Upcoming event

Study EV-103 Cohort L: Perioperative treatment w/ enfortumab vedotin monotherapy in cisplatin (cis)-ineligible patients w/ muscle invasive bladder cancer

Background

Current SOC for pts w/ MIBC is neoadjuvant cis-based chemotherapy followed by radical cystectomy and pelvic lymph node dissection (RC+PLND). For pts who are cis-ineligible, SOC is RC+PLND alone but adjuvant therapy may be recommended. Due to high rates of recurrence in cis-ineligible pts, an urgent unmet need remains. Neoadjuvant EV showed promising antitumor activity in MIBC (pathological CR [pCR] of 36%, pathological downstaging [pDS] of 50%) in EV-103 Cohort H ( Petrylak 2022 ). Cohort L examines a perioperative approach.

Methods

Cohort L enrolled pts who are cis-ineligible w/ previously untreated MIBC (cT2-T4aN0M0 or cT1-T4aN1M0) who are medically fit for and agree to undergo curative intent RC+PLND within 12 wks. Pts received 3 cycles of neoadjuvant EV (1.25mg/kg) on Days 1 and 8 of each 3-week cycle followed by RC+PLND and then 6 cycles of adjuvant EV (1.25 mg/kg) on Days 1 and 8 of every 3 week cycle starting 8 weeks post-RC. Primary endpoint is pathological CR (pCR) per central pathology review; secondary endpoints include pathological downstaging (pDS) rate per central pathology review, safety and tolerability.

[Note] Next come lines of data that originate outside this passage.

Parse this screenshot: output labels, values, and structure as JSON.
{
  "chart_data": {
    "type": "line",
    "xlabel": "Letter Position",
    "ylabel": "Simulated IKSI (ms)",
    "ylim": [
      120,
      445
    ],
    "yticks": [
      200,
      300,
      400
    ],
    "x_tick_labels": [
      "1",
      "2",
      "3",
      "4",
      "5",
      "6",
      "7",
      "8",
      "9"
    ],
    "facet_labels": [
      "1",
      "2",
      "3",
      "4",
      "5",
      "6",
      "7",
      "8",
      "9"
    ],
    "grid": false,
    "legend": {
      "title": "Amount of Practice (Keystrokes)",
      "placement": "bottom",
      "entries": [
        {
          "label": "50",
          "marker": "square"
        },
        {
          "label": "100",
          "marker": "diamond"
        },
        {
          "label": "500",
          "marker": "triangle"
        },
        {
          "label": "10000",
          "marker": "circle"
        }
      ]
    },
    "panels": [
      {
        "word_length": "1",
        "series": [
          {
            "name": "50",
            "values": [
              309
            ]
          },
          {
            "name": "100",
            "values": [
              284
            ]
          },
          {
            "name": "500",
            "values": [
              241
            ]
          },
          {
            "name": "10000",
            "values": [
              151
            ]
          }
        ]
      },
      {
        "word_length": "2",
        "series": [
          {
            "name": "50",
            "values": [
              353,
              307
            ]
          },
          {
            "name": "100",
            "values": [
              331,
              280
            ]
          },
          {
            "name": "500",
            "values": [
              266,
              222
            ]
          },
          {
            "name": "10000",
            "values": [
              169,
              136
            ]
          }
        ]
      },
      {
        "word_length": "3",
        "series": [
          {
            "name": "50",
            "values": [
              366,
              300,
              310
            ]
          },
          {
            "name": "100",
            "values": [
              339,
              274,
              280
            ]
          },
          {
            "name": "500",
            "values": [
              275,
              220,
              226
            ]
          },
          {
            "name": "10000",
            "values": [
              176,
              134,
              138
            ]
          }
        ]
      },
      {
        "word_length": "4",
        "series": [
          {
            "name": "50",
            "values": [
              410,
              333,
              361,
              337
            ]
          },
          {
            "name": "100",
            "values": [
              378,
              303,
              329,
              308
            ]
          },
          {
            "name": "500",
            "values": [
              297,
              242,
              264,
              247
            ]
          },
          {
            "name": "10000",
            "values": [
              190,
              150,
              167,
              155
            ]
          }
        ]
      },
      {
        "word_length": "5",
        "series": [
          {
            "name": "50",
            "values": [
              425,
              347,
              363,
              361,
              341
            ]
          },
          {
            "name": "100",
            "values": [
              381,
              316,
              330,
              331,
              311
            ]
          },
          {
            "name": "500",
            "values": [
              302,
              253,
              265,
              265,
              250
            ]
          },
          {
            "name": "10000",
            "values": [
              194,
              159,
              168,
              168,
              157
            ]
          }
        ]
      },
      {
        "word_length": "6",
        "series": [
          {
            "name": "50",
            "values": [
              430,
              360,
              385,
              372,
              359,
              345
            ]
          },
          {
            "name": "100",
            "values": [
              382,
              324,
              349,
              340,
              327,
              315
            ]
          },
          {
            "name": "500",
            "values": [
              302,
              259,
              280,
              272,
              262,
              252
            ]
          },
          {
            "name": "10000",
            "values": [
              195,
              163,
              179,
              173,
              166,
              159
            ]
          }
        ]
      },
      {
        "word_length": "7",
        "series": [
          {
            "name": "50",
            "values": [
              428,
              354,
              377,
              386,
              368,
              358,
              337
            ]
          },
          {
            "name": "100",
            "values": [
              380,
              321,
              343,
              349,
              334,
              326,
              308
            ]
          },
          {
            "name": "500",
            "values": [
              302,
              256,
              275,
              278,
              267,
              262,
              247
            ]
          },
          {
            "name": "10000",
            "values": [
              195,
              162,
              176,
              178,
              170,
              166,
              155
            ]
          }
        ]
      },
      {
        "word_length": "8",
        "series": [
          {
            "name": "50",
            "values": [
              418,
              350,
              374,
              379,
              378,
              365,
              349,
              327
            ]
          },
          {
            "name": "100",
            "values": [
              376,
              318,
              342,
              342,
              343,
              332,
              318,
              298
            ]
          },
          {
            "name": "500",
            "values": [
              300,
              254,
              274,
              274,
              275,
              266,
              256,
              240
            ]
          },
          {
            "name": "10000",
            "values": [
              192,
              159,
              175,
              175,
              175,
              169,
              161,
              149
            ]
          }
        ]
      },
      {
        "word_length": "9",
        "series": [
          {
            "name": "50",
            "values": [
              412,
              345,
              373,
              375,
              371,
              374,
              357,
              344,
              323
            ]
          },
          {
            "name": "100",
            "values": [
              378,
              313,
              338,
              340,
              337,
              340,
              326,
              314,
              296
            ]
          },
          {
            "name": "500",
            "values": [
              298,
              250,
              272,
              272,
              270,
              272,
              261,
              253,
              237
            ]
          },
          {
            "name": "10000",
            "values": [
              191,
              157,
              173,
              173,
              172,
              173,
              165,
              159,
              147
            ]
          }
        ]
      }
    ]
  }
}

Here we present initial results from the neoadjuvant/RC+PLND phase + 30 days post surgery.

Results

52 pts were enrolled. 51 pts were treated w/ EV in the neoadjuvant phase w/ a median of 3 cycles; 42 pts (82.4%) completed RC+PLND. One pt achieved clinical CR and elected not to undergo RC+PLND and was excluded from pCR and pDS analyses; 17/50 (34.0%) pts had a pCR. pDS was seen in 21/50 (42.0%) pts. In the neoadjuvant/RC+PLND phase, of 51 treated pts most common EV-related TEAEs were fatigue (52.9%), rash maculo-papular (31.4%), and nausea (29.4%). 39.2% of pts had an EV-related TEAE ≥ grade 3; 31.4% pf pts had a RC-related TEAE ≥ grade 3. No surgeries were delayed due to EV-related TEAEs. One pt (2.0%) experienced an EV-related death (Stevens-Johnson syndrome) before surgery.

Conclusions

EV continues to show promising activity and was tolerable in cis-ineligible pts w/ MIBC in this ongoing trial. Both the efficacy and safety profiles were consistent with previously reported data from Cohort H. These data support the ongoing phase 3 trials evaluating EV + pembrolizumab in MIBC.

Clinical trial identification

EudraCT 2018-001527-39; Release Date: Amendment 11, 15-Feb-2023.